The Apostles' Creed is used in its direct form or in interrogative forms by Western Christian communities in several of their liturgical rites, in particular those of baptism and the Eucharist.

=== Rite of baptism ===
The Apostles' Creed, whose present form is similar to the baptismal creed used in Rome in the third and fourth centuries, actually developed from questions addressed to those seeking baptism. The Catholic Church today uses an interrogative form of it in the Rite of Baptism (for both children and adults). In the official English translation (ICEL, 1974) the minister of baptism asks:

Do you believe in God, the Father almighty, creator of heaven and earth?
Do you believe in Jesus Christ, his only Son, our Lord, who was born of the Virgin Mary, was crucified, died, and was buried, rose from the dead, and is now seated at the right hand of the Father?
Do you believe in the Holy Spirit, the holy catholic Church, the communion of saints, the forgiveness of sins, the resurrection of the body, and life everlasting?
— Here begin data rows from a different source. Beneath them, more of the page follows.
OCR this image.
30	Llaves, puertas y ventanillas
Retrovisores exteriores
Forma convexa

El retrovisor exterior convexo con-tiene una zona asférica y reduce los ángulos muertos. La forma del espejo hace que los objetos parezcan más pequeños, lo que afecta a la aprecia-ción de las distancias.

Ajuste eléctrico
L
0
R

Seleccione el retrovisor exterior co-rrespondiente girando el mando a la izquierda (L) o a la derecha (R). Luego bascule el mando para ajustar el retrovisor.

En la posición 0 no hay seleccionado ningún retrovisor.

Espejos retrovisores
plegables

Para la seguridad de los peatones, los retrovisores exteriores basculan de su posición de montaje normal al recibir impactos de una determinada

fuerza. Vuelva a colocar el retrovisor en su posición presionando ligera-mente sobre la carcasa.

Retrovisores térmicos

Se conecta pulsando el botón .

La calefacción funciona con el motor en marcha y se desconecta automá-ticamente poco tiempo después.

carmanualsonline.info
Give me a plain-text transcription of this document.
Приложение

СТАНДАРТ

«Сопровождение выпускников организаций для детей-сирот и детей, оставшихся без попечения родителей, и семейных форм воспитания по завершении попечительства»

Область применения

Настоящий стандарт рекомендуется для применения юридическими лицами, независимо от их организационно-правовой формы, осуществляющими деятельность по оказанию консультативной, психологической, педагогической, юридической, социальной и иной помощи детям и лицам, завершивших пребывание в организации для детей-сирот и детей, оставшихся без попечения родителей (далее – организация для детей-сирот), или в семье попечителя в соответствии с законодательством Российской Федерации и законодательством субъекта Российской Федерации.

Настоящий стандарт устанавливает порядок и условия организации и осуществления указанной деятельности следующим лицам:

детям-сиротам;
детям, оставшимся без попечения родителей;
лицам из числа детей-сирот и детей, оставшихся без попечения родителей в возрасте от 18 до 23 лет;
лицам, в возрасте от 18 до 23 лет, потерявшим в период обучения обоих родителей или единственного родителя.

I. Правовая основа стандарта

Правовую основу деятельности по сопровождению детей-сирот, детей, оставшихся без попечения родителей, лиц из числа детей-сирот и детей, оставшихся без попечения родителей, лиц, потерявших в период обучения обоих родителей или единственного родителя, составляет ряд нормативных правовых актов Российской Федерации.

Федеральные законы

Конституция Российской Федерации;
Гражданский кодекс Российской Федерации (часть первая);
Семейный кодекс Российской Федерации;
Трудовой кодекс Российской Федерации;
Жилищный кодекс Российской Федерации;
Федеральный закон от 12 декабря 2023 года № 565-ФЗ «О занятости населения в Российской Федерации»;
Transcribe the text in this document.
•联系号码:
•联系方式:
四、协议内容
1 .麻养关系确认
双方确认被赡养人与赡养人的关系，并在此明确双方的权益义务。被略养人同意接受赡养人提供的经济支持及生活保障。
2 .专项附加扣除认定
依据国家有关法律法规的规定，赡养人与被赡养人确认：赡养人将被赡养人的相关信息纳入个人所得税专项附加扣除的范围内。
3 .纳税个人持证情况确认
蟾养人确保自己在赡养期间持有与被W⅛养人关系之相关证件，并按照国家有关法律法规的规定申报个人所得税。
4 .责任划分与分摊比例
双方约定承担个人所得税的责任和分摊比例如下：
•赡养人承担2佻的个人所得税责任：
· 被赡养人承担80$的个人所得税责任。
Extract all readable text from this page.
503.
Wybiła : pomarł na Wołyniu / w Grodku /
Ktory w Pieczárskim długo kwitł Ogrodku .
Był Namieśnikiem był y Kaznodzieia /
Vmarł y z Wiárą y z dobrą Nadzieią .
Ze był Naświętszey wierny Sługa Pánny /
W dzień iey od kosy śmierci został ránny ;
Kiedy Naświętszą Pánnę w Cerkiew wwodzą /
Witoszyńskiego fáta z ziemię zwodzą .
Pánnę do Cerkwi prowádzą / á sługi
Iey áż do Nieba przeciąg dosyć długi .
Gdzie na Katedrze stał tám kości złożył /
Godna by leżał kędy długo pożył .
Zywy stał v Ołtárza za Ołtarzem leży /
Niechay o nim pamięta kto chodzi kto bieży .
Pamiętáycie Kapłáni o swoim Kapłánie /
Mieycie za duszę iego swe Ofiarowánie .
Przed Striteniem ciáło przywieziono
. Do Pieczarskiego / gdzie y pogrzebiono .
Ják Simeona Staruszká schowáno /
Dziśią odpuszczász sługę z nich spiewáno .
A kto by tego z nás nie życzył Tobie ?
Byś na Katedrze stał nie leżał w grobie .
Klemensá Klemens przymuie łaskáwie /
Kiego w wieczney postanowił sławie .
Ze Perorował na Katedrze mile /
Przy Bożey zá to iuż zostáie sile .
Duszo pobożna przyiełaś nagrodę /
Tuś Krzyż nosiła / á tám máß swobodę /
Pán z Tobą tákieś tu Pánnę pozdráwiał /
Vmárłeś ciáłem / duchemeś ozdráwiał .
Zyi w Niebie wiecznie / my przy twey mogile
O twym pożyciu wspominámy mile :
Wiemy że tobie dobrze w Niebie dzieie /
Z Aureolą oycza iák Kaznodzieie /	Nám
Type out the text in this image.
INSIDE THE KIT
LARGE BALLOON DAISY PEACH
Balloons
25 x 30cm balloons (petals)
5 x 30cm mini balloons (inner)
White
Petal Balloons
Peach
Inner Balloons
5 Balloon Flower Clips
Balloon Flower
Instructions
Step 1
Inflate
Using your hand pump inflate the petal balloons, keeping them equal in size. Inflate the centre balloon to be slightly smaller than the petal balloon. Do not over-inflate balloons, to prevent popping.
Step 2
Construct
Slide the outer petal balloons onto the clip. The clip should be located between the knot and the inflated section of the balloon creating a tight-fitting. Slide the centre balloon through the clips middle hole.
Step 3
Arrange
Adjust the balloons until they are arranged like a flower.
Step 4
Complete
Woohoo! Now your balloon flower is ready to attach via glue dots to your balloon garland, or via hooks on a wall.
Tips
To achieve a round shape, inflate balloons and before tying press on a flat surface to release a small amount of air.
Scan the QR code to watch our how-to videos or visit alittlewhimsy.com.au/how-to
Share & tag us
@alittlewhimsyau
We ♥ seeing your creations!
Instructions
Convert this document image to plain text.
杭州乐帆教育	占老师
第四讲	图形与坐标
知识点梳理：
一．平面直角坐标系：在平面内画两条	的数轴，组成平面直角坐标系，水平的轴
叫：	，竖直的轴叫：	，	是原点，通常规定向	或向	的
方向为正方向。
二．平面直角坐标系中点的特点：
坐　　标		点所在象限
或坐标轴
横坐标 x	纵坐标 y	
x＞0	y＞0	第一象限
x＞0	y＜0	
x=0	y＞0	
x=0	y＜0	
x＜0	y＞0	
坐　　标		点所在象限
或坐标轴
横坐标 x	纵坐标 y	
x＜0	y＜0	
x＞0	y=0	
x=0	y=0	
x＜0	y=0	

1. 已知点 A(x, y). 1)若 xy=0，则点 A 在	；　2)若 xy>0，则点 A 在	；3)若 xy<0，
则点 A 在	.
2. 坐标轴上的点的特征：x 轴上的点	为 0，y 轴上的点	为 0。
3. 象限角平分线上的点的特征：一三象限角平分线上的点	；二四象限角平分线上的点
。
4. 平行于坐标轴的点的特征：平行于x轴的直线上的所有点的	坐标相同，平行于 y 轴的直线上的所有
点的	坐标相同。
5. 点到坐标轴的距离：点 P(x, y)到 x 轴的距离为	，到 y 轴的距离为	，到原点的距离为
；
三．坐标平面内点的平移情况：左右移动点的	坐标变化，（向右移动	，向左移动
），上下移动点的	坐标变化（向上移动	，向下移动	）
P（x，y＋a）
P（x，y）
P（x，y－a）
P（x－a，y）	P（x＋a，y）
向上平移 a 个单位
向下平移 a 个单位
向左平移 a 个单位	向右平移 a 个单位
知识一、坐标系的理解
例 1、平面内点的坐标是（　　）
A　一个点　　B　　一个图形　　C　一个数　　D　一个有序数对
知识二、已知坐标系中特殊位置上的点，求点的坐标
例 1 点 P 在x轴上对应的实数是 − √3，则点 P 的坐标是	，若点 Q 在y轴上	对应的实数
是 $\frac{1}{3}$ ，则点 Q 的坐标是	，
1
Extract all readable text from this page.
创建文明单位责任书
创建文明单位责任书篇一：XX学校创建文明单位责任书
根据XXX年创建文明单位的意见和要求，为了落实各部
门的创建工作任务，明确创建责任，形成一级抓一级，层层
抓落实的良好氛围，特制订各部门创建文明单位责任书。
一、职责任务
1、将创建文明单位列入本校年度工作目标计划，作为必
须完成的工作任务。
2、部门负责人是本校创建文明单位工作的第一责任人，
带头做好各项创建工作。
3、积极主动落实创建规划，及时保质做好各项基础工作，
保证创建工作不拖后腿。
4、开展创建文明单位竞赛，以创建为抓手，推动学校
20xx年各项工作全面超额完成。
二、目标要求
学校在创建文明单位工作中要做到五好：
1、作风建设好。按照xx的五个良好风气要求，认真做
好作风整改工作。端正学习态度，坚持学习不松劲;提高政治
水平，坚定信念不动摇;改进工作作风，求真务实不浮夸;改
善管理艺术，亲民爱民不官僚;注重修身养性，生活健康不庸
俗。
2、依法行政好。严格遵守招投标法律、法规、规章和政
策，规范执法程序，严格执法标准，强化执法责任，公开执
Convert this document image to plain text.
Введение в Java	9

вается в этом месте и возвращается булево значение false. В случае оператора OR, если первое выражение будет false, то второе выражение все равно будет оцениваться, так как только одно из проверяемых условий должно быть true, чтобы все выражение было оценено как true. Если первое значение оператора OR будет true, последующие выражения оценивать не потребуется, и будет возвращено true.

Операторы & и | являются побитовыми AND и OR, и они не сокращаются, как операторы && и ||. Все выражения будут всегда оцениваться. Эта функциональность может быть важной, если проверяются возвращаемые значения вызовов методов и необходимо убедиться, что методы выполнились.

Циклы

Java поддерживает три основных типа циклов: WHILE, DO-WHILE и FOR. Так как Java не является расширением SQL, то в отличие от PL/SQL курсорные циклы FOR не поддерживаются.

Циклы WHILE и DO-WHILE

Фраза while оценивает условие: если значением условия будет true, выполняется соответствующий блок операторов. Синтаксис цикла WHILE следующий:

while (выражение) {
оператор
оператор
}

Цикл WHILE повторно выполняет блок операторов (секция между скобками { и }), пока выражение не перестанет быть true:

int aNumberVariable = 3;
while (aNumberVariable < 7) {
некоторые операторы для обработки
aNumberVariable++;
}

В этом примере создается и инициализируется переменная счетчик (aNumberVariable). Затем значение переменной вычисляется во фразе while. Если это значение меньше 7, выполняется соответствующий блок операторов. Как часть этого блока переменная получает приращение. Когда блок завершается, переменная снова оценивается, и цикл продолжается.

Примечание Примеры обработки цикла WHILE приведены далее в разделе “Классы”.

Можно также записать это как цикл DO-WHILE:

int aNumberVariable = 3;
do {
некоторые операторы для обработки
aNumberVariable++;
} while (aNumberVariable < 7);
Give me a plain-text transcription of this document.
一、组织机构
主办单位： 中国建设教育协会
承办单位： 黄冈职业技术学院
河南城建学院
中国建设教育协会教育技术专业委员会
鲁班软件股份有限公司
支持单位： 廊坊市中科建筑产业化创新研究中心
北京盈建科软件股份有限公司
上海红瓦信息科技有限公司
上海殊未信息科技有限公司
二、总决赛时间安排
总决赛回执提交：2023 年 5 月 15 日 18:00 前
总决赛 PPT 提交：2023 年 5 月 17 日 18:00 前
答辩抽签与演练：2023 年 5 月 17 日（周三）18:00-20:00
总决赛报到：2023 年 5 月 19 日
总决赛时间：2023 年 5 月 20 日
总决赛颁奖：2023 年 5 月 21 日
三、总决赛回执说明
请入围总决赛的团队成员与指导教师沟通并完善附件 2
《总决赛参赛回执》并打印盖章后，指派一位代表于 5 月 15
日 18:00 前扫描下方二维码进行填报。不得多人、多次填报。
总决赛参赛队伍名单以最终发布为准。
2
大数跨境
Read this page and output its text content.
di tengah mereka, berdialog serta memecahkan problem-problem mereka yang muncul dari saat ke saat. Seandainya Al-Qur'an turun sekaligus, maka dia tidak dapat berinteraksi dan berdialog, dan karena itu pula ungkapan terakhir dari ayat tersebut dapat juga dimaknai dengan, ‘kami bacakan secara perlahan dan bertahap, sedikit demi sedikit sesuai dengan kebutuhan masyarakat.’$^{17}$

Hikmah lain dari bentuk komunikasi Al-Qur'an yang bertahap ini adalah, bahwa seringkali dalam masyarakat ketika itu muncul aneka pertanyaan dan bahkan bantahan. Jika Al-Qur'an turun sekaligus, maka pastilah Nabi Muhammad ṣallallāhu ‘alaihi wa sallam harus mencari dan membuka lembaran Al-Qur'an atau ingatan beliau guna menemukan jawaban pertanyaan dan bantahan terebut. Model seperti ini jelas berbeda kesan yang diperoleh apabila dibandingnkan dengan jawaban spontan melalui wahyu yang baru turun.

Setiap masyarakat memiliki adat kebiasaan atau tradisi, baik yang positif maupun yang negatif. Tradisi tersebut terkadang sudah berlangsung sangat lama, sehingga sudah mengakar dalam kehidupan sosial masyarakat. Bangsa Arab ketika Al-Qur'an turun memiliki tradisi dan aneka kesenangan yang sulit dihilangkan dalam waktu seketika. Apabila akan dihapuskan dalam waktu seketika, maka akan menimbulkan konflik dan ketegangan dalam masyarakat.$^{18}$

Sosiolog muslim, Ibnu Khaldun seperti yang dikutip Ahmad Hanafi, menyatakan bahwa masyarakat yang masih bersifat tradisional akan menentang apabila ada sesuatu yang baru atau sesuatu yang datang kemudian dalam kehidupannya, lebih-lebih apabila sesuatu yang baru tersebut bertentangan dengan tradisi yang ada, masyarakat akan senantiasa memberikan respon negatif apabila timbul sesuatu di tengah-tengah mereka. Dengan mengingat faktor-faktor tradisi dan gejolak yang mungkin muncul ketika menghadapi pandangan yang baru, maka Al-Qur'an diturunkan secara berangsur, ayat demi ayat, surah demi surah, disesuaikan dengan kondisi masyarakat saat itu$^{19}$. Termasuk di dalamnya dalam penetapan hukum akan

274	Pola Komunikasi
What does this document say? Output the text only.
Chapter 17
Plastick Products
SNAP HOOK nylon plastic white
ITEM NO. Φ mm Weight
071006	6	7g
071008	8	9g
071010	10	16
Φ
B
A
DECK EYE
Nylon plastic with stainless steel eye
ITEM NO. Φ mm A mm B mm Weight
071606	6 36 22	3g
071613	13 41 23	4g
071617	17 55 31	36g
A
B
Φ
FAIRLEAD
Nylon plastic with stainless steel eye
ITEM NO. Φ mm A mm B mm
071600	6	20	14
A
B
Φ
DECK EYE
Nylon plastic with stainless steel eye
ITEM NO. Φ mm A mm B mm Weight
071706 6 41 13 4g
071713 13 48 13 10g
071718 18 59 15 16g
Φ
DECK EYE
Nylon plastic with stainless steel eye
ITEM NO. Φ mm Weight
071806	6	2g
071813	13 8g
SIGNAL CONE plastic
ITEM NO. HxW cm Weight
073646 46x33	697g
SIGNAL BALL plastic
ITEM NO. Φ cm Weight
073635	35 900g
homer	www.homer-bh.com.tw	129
To each question, the catechumen, or, in the case of an infant, the parents and sponsor(s) (godparent(s)) in his or her place, answers "I do." Then the celebrant says:

This is our faith. This is the faith of the Church. We are proud to profess it, in Christ Jesus our Lord.

And all respond: Amen.

The Presbyterian Church of Aotearoa New Zealand uses the Apostles' Creed in its baptism rite in spite of the reservations of some of its members regarding the phrase "born of the virgin Mary".

The Episcopal Church in the United States of America uses the Apostles' Creed as part of a Baptismal Covenant for those who are to receive the Rite of Baptism. The Apostles' Creed is recited by candidates, sponsors and congregation, each section of the Creed being an answer to the celebrant's question, "Do you believe in God the Father (God the Son, God the Holy Spirit)?" It is also used in an interrogative form at the Easter Vigil in The Renewal of Baptismal Vows.

The Church of England likewise asks the candidates, sponsors and congregation to recite the Apostles' Creed in answer to similar interrogations, in which it avoids using the word God of the Son and the Holy Spirit, asking instead: "Do you believe and trust in his Son Jesus Christ?", and "Do you believe and trust in the Holy Spirit?" Moreover, "where there are strong pastoral reasons", it allows use of an alternative formula in which the interrogations, while speaking of "God the Son" and "God the Holy Spirit", are more elaborate but are not based on the Apostles' Creed, and the response in each case is: "I believe and trust in him." The Book of Common Prayer may also be used, which in its rite of baptism has the minister recite the Apostles' Creed in interrogative form. Asking the godparents or, in the case "of such as are of Riper Years", the candidate: "Dost thou believe in God the Father ..." The response is: "All this I stedfastly believe."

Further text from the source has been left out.